Plains Exploration & Production Co. (PXP) – A large bullish options combination play yields maximum profits to its owner if shares in Plains Exploration & Production Co. rally more than 20.0% by November expiration. The oil and gas exploration and production company’s shares are up 6.6% at $25.44 this afternoon, bringing the stock’s gains in the past week to more than 20.0%. One strategist expecting the stock to continue its run-up initiated a three-legged spread in the November contract. The trader may be looking for shares to extend gains following the company’s third-quarter earnings report on November 4.
It looks like the bullish player sold 10,000 puts at the Nov. $22 strike for a premium of $0.96 each, in order to purchase a 10,000-lot Nov. $26/$31 call spread at a net premium of $1.47 apiece. The sale of the puts reduces the price tag on the debit spread to $0.51 each, thus preparing the strategist to profit should PXP’s shares increase 4.2% over the current price of $25.44 to surpass the effective breakeven point at $26.51 at expiration. Maximum potential profits of $4.49 per contract are available to the trader in the event that shares in Plains Exploration & Production Co. jump 21.8% to exceed $31.00 by expiration day next month. Shares in PXP last traded above $31.00 back on August 17. The stock has lost nearly 40.0% of its value since it secured a multi-year high of $41.96 on July 21.
Financial Select Sector SPDR ETF (XLF) – Financials kicked off the new trading session with a bang, driving shares in the XLF up 4.05% to $12.31 by 11:55 am in New York. Signs of resolve from key European policymakers to tackle the region’s debt and banking crises on the heels of better-than-expected economic data points last week helped stocks extend recent gains today. The XLF has rallied 9.2% in the past week, but impending earnings from big banks spurred some strategists to snap up bearish put options on the ETF. Buyers of weekly puts on the XLF this morning may be positioning for possible disappointing results from JPMorgan Chase & Co. to rattle the sector’s resolve following the second-largest bank’s third-quarter report on Thursday.
One or more investors appear to have purchased some 9,600 puts at the Oct ’14 $12 strike for an average premium of $0.22 apiece. Put buyers may profit at expiration if shares in the fund fall 4.3% from the current price of $12.31 to breach the effective breakeven point on the downside at $11.78. Traders eyeing the Oct.’14 $12 strike put are not alone in their move for downside protection. Open interest patterns in the contract suggest traders picked up roughly 7,200 of the puts for an average premium of $0.32 each last week.

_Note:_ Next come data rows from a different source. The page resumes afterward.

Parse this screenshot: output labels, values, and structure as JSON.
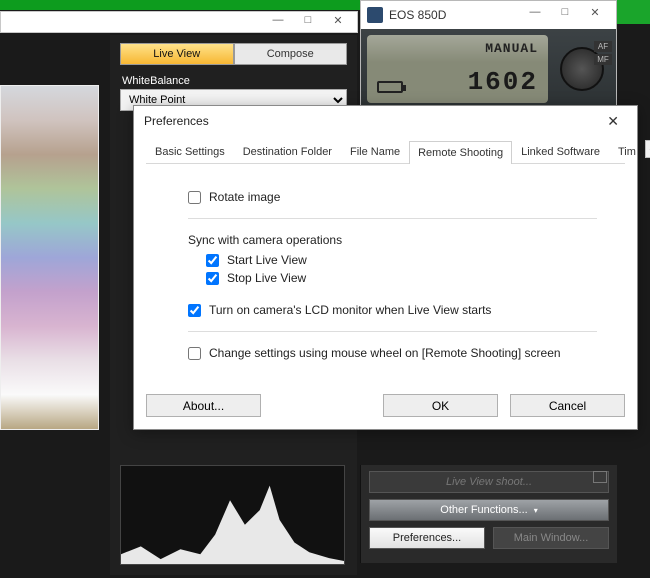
{
  "mainwin": {
    "controls": {
      "min": "—",
      "max": "□",
      "close": "✕"
    }
  },
  "rightstrip": {
    "tab_live": "Live View",
    "tab_compose": "Compose",
    "wb_label": "WhiteBalance",
    "wb_value": "White Point"
  },
  "eos": {
    "title": "EOS 850D",
    "mode": "MANUAL",
    "shots": "1602",
    "af": "AF",
    "mf": "MF"
  },
  "rpanel": {
    "liveview": "Live View shoot...",
    "other": "Other Functions...",
    "prefs": "Preferences...",
    "mainwin": "Main Window..."
  },
  "dlg": {
    "title": "Preferences",
    "tabs": {
      "basic": "Basic Settings",
      "dest": "Destination Folder",
      "file": "File Name",
      "remote": "Remote Shooting",
      "linked": "Linked Software",
      "tim": "Tim"
    },
    "rotate": "Rotate image",
    "sync_h": "Sync with camera operations",
    "start_lv": "Start Live View",
    "stop_lv": "Stop Live View",
    "lcd": "Turn on camera's LCD monitor when Live View starts",
    "wheel": "Change settings using mouse wheel on [Remote Shooting] screen",
    "about": "About...",
    "ok": "OK",
    "cancel": "Cancel"
  }
}
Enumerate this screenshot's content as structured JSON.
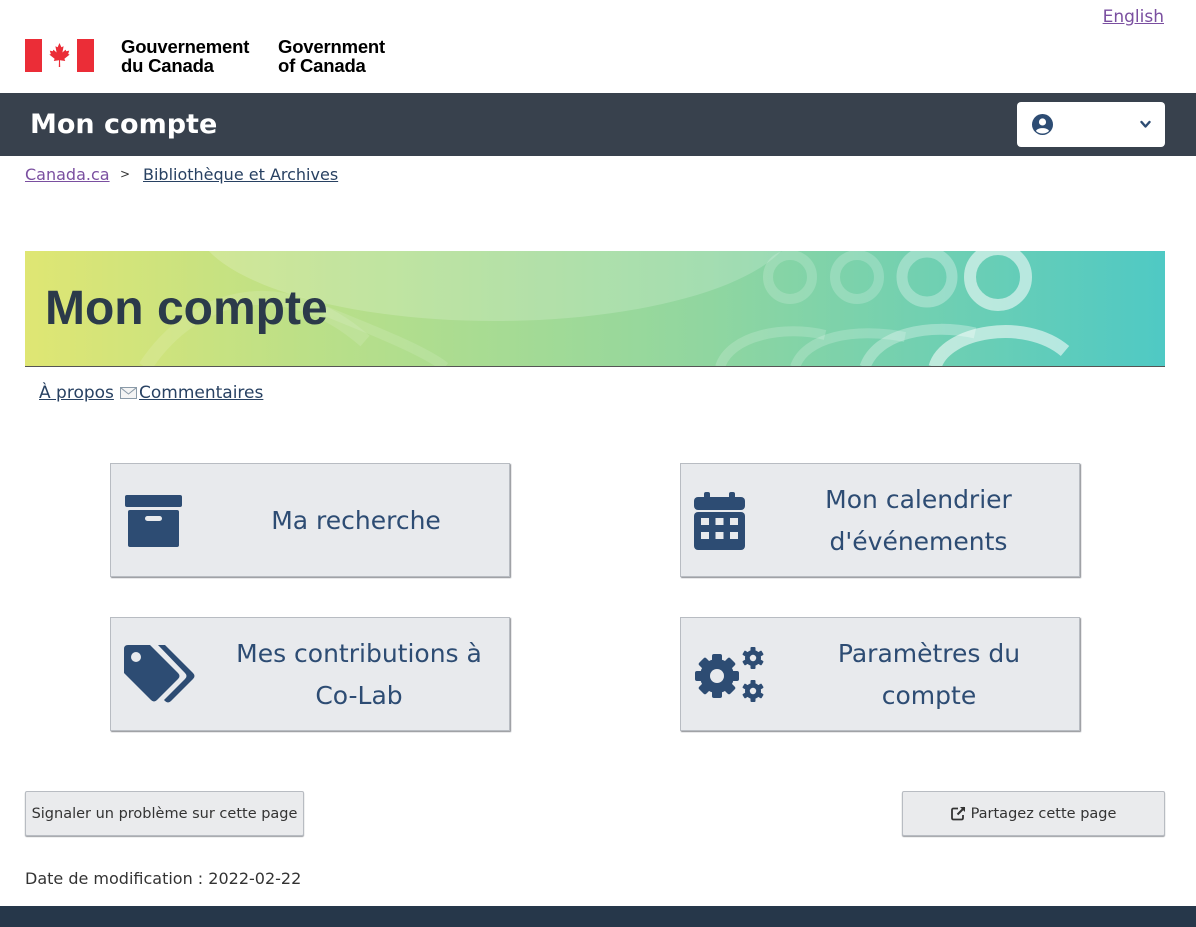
{
  "header": {
    "language_toggle": "English",
    "wordmark_fr_line1": "Gouvernement",
    "wordmark_fr_line2": "du Canada",
    "wordmark_en_line1": "Government",
    "wordmark_en_line2": "of Canada",
    "flag_icon": "canada-flag-icon"
  },
  "app_bar": {
    "title": "Mon compte",
    "account_icon": "user-circle-icon",
    "dropdown_icon": "chevron-down-icon"
  },
  "breadcrumb": {
    "items": [
      "Canada.ca",
      "Bibliothèque et Archives"
    ],
    "separator": ">"
  },
  "banner": {
    "title": "Mon compte"
  },
  "sub_links": {
    "about": "À propos",
    "feedback": "Commentaires",
    "feedback_icon": "envelope-icon"
  },
  "tiles": [
    {
      "line1": "Ma recherche",
      "line2": "",
      "icon": "archive-box-icon"
    },
    {
      "line1": "Mon calendrier",
      "line2": "d'événements",
      "icon": "calendar-icon"
    },
    {
      "line1": "Mes contributions à",
      "line2": "Co-Lab",
      "icon": "tags-icon"
    },
    {
      "line1": "Paramètres du",
      "line2": "compte",
      "icon": "gears-icon"
    }
  ],
  "actions": {
    "report_problem": "Signaler un problème sur cette page",
    "share_page": "Partagez cette page",
    "share_icon": "share-icon"
  },
  "date_modified": "Date de modification : 2022-02-22",
  "colors": {
    "app_bar": "#38414d",
    "tile_text": "#2d4c73",
    "link": "#284162",
    "visited_link": "#7a4fa0",
    "footer": "#26374a"
  }
}
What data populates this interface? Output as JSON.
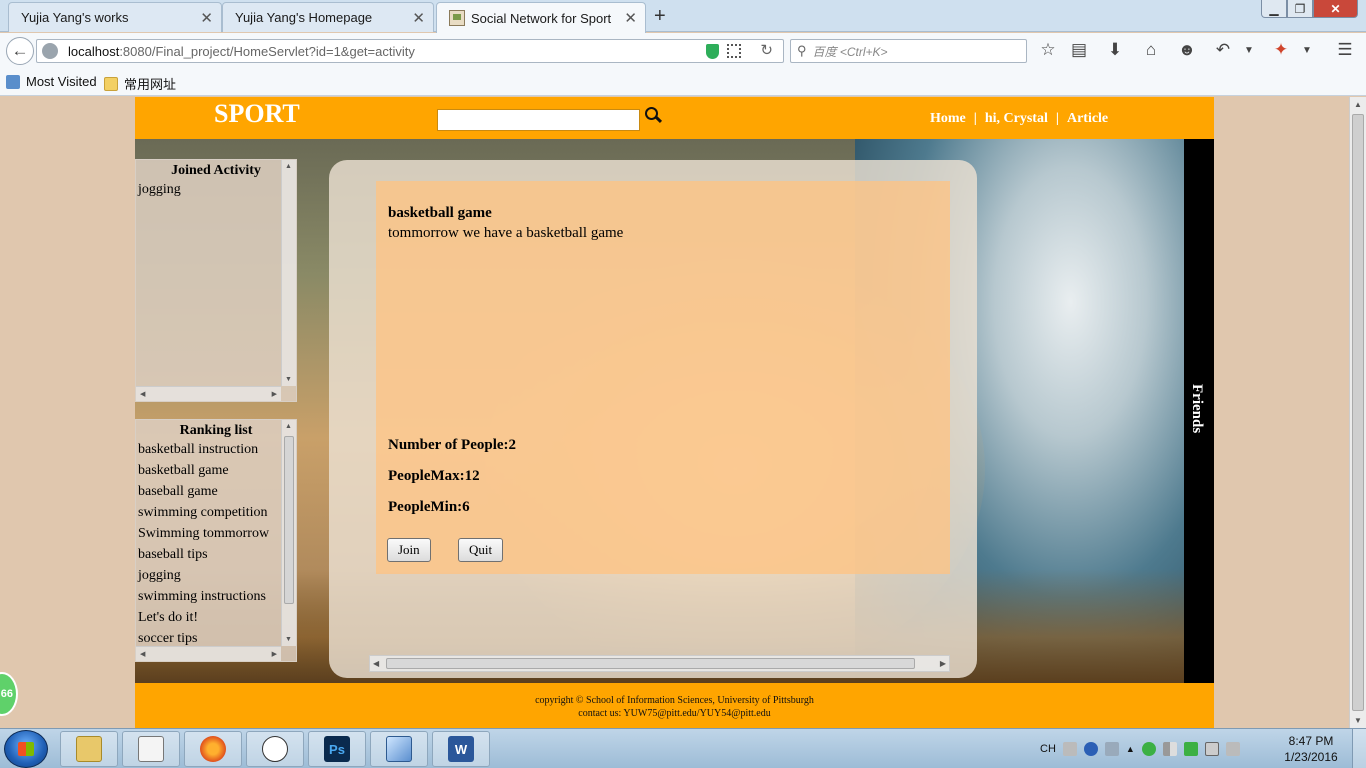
{
  "browser": {
    "tabs": [
      {
        "title": "Yujia Yang's works",
        "active": false
      },
      {
        "title": "Yujia Yang's Homepage",
        "active": false
      },
      {
        "title": "Social Network for Sport",
        "active": true
      }
    ],
    "url_host": "localhost",
    "url_rest": ":8080/Final_project/HomeServlet?id=1&get=activity",
    "search_placeholder": "百度 <Ctrl+K>",
    "bookmarks": [
      "Most Visited",
      "常用网址"
    ]
  },
  "site": {
    "logo": "SPORT",
    "nav": {
      "home": "Home",
      "sep1": "|",
      "user": "hi, Crystal",
      "sep2": "|",
      "article": "Article"
    },
    "friends_label": "Friends",
    "footer": {
      "line1": "copyright © School of Information Sciences, University of Pittsburgh",
      "line2": "contact us: YUW75@pitt.edu/YUY54@pitt.edu"
    }
  },
  "joined_activity": {
    "title": "Joined Activity",
    "items": [
      "jogging"
    ]
  },
  "ranking_list": {
    "title": "Ranking list",
    "items": [
      "basketball instruction",
      "basketball game",
      "baseball game",
      "swimming competition",
      "Swimming tommorrow",
      "baseball tips",
      "jogging",
      "swimming instructions",
      "Let's do it!",
      "soccer tips"
    ]
  },
  "activity": {
    "title": "basketball game",
    "description": "tommorrow we have a basketball game",
    "num_people": "Number of People:2",
    "people_max": "PeopleMax:12",
    "people_min": "PeopleMin:6",
    "join_label": "Join",
    "quit_label": "Quit"
  },
  "badge": "66",
  "taskbar": {
    "apps": [
      "file-explorer",
      "notepad",
      "firefox",
      "rabbit-app",
      "photoshop",
      "3d-box-app",
      "word"
    ],
    "tray_lang": "CH",
    "time": "8:47 PM",
    "date": "1/23/2016"
  }
}
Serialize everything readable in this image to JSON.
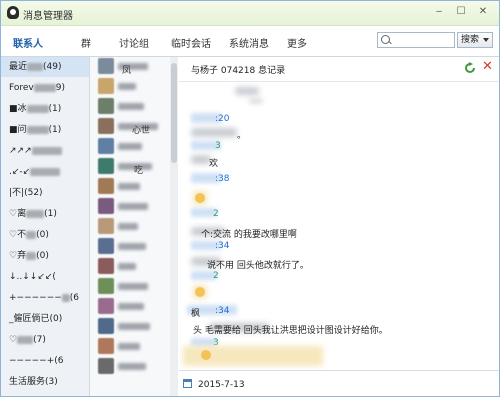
{
  "window": {
    "title": "消息管理器",
    "controls": [
      "‒",
      "☐",
      "✕"
    ]
  },
  "tabs": [
    {
      "label": "联系人",
      "active": true
    },
    {
      "label": "群"
    },
    {
      "label": "讨论组"
    },
    {
      "label": "临时会话"
    },
    {
      "label": "系统消息"
    },
    {
      "label": "更多"
    }
  ],
  "search": {
    "placeholder": "",
    "button_label": "搜索",
    "icon": "search-icon"
  },
  "groups": [
    {
      "prefix": "最近",
      "suffix": "(49)",
      "selected": true
    },
    {
      "prefix": "Forev",
      "suffix": "9)"
    },
    {
      "prefix": "■冰",
      "suffix": "(1)"
    },
    {
      "prefix": "■问",
      "suffix": "(1)"
    },
    {
      "prefix": "↗↗↗",
      "suffix": ""
    },
    {
      "prefix": ".↙-↙",
      "suffix": ""
    },
    {
      "prefix": "|不|",
      "suffix": "(52)"
    },
    {
      "prefix": "♡离",
      "suffix": "(1)"
    },
    {
      "prefix": "♡不",
      "suffix": "(0)"
    },
    {
      "prefix": "♡弃",
      "suffix": "(0)"
    },
    {
      "prefix": "↓..↓↓↙↙(",
      "suffix": ""
    },
    {
      "prefix": "+−−−−−−",
      "suffix": "(6"
    },
    {
      "prefix": "_僱匠倘已",
      "suffix": "(0)"
    },
    {
      "prefix": "♡",
      "suffix": "(7)"
    },
    {
      "prefix": "−−−−−+",
      "suffix": "(6"
    },
    {
      "prefix": "生活服务",
      "suffix": "(3)"
    }
  ],
  "friends": [
    {
      "avatar_color": "#7c8b9c"
    },
    {
      "avatar_color": "#c9a56b"
    },
    {
      "avatar_color": "#6d7e6a"
    },
    {
      "avatar_color": "#8a6f5e"
    },
    {
      "avatar_color": "#5f7fa3"
    },
    {
      "avatar_color": "#3e7a6e"
    },
    {
      "avatar_color": "#a17a55"
    },
    {
      "avatar_color": "#7a5a7e"
    },
    {
      "avatar_color": "#b89a7a"
    },
    {
      "avatar_color": "#5a6f8f"
    },
    {
      "avatar_color": "#8c5b5b"
    },
    {
      "avatar_color": "#6f8f5a"
    },
    {
      "avatar_color": "#9a6b8e"
    },
    {
      "avatar_color": "#4f6a8a"
    },
    {
      "avatar_color": "#b0785a"
    },
    {
      "avatar_color": "#6a6a6a"
    }
  ],
  "friend_fragments": {
    "f1": "凤",
    "f4": "心世",
    "f6": "吃"
  },
  "chat": {
    "title": "与杨子 074218 息记录",
    "messages": [
      {
        "time": ":20"
      },
      {
        "text": "。"
      },
      {
        "time": "3"
      },
      {
        "text": "欢"
      },
      {
        "time": ":38"
      },
      {
        "time": "2"
      },
      {
        "text": "个:交流 的我要改哪里啊"
      },
      {
        "time": ":34"
      },
      {
        "text": "说不用 回头他改就行了。"
      },
      {
        "time": "2"
      },
      {
        "sender": "枫",
        "time": ":34"
      },
      {
        "text": "头 毛需要给 回头我让洪思把设计图设计好给你。"
      },
      {
        "time": "3"
      }
    ],
    "date": "2015-7-13"
  }
}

Tempur-Pedic International, Inc. (TPX) – Premium mattress and pillow producer, Tempur-Pedic International, popped up on our market scanners today following heavy trading in its put options. Shares in TPX are up 6.0% to stand at $59.55 in early-afternoon trade, less than two weeks before the Lexington, Kentucky-based company reports its performance for the third quarter. The stock was initiated with an ‘Overweight’ rating and share price target of $67.00 at Piper Jaffray today. More than 5,000 put options changed hands at the October $50 strike this morning against previously existing open interest of 346 contracts. It looks like the single largest print was initiated by an investor paying $0.85 per contract to buy 3,944 of the contracts traded today. The trader responsible for the transaction may be taking an outright bearish stance on the stock heading into earnings, or may be building up downside protection to hedge a long position in the underlying shares. Profits or downside protection kick in if shares in Tempur-Pedic drop 17.5% to breach the effective breakeven price of $49.15 at expiration. The stock slumped to a one-year low of $46.53 as recently as October 4.
Hewlett-Packard Co. (HPQ) – Buyers of call options on Hewlett-Packard are bullish on the prospects for the performance of Hewlett-Packard’s shares…through the end of this week, anyway. Shares in HPQ are up 2.75% this afternoon at $25.57, having gained roughly 20.0% since touching down at $21.50 on September 23, the lowest price for the stock since 2005. Investors expecting the rebound to continue exchanged more than 3,200 calls at the Oct. ‘14 $26 strike against open interest of 402 contracts. It looks like most of the calls were purchased for an average premium of $0.58 each. Call buyers profit if shares in HPQ rally another 3.95% to surpass the breakeven price of $26.58 at expiration day.